В своих заботах о будущем Нельсон не обратил особого внимания на странности поведения Джошуа. И только в Англии, в долгие часы постепенного выздоровления, он задумался над этим и справился о Джошуа у его матери. Но и она ничего не могла сказать ему. А Том Кидд, единственный, кто был близок Джошуа, остался с ним на флоте. Позже, когда Нельсон, возвращаясь к театру военных действий, получил командование эскадрой, к которой как капитан «Талии» принадлежал и Джошуа, тот старательно избегал отца, общаясь с ним только по делам службы.

На капитанских встречах он вел себя холодно и замкнуто. Постоянно искал повода к спору. Оспаривал влияние отца, главенство начальника, его мужество. И это он, до того видевший в Нельсоне свой идеал! Возможно ли, что в двадцать один год он находится на той юношеской стадии развития, когда сыновья из неясного стремления к оригинальности ополчаются на отцов? Он всегда делал противоположное тому, что желал и что ценил Нельсон. Педантично добросовестный на службе, он совершенно менялся, как только попадал на сушу. Тогда он пил все ночи напролет, играл, охотился за женщинами. С преднамеренной хвастливой откровенностью. Как будто он нарочно старался огорчить и задеть отца…

— Я напрасно пытался снова сблизиться с ним, — закончил Нельсон печально. — А теперь он, кажется, перенес свою неприязнь ко мне на моих друзей. Иначе откуда же взяться такому загадочному поведению по отношению к женщине, которую он сам прежде почти боготворил?

— А Том Кидд? — продолжала спрашивать Эмма. — Он еще с ним?

Нельсон покачал головой.

— Я оставил его в Англии. Своими темными предрассудками он вряд ли оказывал на Джошуа благоприятное влияние. И мне он стал в тягость. Он вечно следил за мной, пытаясь оградить меня от тысячи воображаемых опасностей. Но моя жена расположена к нему. Выходцы из Вест-Индии немного склонны к мистике.

Он сказал это в шутливом тоне. Но меж его бровей легла глубокая складка, старившая его.

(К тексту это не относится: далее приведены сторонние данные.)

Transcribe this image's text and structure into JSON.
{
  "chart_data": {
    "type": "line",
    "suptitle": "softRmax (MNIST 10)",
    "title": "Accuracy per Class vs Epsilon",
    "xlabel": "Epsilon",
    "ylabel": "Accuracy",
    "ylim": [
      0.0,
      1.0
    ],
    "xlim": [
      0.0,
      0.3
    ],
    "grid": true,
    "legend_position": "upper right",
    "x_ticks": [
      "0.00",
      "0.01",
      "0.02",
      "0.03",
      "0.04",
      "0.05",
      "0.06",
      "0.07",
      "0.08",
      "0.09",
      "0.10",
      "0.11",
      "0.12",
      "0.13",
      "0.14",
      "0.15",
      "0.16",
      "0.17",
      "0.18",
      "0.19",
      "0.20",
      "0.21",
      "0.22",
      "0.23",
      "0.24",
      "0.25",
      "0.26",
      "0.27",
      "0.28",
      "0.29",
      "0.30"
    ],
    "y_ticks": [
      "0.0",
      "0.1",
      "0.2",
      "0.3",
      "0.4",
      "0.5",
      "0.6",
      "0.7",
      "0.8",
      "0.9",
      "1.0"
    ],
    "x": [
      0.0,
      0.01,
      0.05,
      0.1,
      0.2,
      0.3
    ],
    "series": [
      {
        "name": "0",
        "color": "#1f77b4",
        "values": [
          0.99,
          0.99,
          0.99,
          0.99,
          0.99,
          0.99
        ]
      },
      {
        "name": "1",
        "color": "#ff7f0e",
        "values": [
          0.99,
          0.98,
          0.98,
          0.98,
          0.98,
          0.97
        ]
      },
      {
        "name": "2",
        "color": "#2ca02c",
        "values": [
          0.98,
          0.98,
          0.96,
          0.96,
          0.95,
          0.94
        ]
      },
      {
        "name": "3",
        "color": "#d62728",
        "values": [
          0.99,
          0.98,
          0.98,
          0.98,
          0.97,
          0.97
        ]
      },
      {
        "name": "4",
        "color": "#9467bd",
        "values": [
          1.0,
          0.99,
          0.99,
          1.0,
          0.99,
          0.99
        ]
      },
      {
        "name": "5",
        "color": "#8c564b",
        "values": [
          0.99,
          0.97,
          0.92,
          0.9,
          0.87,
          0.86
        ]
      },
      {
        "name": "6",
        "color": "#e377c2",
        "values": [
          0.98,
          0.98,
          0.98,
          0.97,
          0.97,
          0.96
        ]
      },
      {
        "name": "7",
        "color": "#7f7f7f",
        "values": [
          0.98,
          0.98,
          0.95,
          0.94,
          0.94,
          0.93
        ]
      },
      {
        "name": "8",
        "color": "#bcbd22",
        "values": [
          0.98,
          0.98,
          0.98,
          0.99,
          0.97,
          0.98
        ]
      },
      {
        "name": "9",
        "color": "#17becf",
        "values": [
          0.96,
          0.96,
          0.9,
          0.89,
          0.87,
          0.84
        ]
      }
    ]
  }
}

Он выглядел больным и усталым. Казалось, что-то угнетало его.

* * *

Джошуа пришел тогда, когда палаццо Сесса был полон гостей. Неаполитанское общество изо всех сил стремилось увидеть вблизи героя Нила, получить приглашения на праздник, который в честь него устраивало посольство. Двадцать девятого сентября готовились отпраздновать рождение Нельсона.

Поэтому Эмме не удалось поговорить с Джошуа. И когда он, следуя приглашению сэра Уильяма, стал приходить часто, а потом чуть ли не ежедневно, он, казалось, нарочно старался избегать ее. Он был изысканно вежлив, в обществе никогда не нарушал приличий и даже присоединялся к похвалам, которые воздавали ее красоте и художественным талантам его товарищи. Причем достаточно громко, чтобы его голос мог достичь ушей Эммы. Но она была не в силах избавиться от неприятного ощущения. Часто, разговаривая с Нельсоном, она ловила на себе взгляд Джошуа. Как будто он издали хотел прочесть по ее губам то, что она говорила. Когда она смотрела на него, он отводил глаза как ни в чем не бывало.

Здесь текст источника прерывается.